The result was increased test scores for the gummy kids on the Texas Assessment of Knowledge and Skills achievement test. The increase was small — only 3% — but the National Post says it was statistically significant. Several articles drew the connection that chewing gum can lower stress, and that may have helped with the testing.
The National Post article turned out to be one of the more detailed ones that I ran across (explaining, for example, that the gum-chewers chewed gum 86% of the time in school and 36% of the time while doing homework) and it shared a fact that I didn’t see in many other articles: there were TWO standardized tests given, not just one. The other standardized test was the Woodcock Johnson III Tests of Achievement, and on this test there was no statistically significant difference in the scores of those who chewed gum and those who didn’t.

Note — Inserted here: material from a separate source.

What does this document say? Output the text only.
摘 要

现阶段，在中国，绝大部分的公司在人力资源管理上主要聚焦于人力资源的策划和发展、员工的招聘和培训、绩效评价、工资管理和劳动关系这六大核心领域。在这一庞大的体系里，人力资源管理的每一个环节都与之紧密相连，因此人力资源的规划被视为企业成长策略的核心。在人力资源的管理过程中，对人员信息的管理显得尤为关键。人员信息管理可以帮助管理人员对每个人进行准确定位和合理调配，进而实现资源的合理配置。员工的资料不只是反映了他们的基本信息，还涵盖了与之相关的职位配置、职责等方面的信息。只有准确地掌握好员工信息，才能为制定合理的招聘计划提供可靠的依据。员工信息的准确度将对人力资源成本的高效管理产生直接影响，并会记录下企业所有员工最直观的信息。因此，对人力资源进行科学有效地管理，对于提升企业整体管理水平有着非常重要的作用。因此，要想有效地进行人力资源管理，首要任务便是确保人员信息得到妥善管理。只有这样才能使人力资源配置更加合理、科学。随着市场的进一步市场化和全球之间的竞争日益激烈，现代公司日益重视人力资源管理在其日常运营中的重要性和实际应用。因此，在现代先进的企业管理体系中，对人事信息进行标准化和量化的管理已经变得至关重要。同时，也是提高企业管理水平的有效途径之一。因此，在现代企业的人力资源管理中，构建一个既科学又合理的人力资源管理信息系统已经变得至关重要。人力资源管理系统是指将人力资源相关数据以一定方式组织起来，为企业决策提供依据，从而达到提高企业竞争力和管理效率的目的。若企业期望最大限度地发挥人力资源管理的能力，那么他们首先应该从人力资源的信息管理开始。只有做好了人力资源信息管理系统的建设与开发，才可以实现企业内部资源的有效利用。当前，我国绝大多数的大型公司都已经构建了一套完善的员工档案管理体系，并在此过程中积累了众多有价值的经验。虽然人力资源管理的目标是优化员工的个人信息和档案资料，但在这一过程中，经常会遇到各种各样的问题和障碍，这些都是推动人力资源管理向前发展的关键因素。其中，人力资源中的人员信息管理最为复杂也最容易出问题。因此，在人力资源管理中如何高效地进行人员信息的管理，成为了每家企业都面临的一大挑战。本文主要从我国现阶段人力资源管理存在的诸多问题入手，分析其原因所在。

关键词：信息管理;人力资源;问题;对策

Furthermore, when I looked further, I found this nutrition site that revealed that the course grades for both groups actually decreased over time, although the gum chewers had less of a decrease. So all in all, it’s kind of interesting but perhaps not worth the hype of headlines like “Chewing Gum Improves Math Scores… No Lie” and “Teenage Brain Power Boosted by Chewing Gum: Wrigley Study”.
Isn’t that a gross photo at the top? That’s Bubblegum Alley in my hometown [photo taken by Samir and posted on wiki under Creative Commons License]. When I was about 10 a friend and I wrote “Sit on It” in gum on the wall of Bubblegum Alley. We felt very sneaky.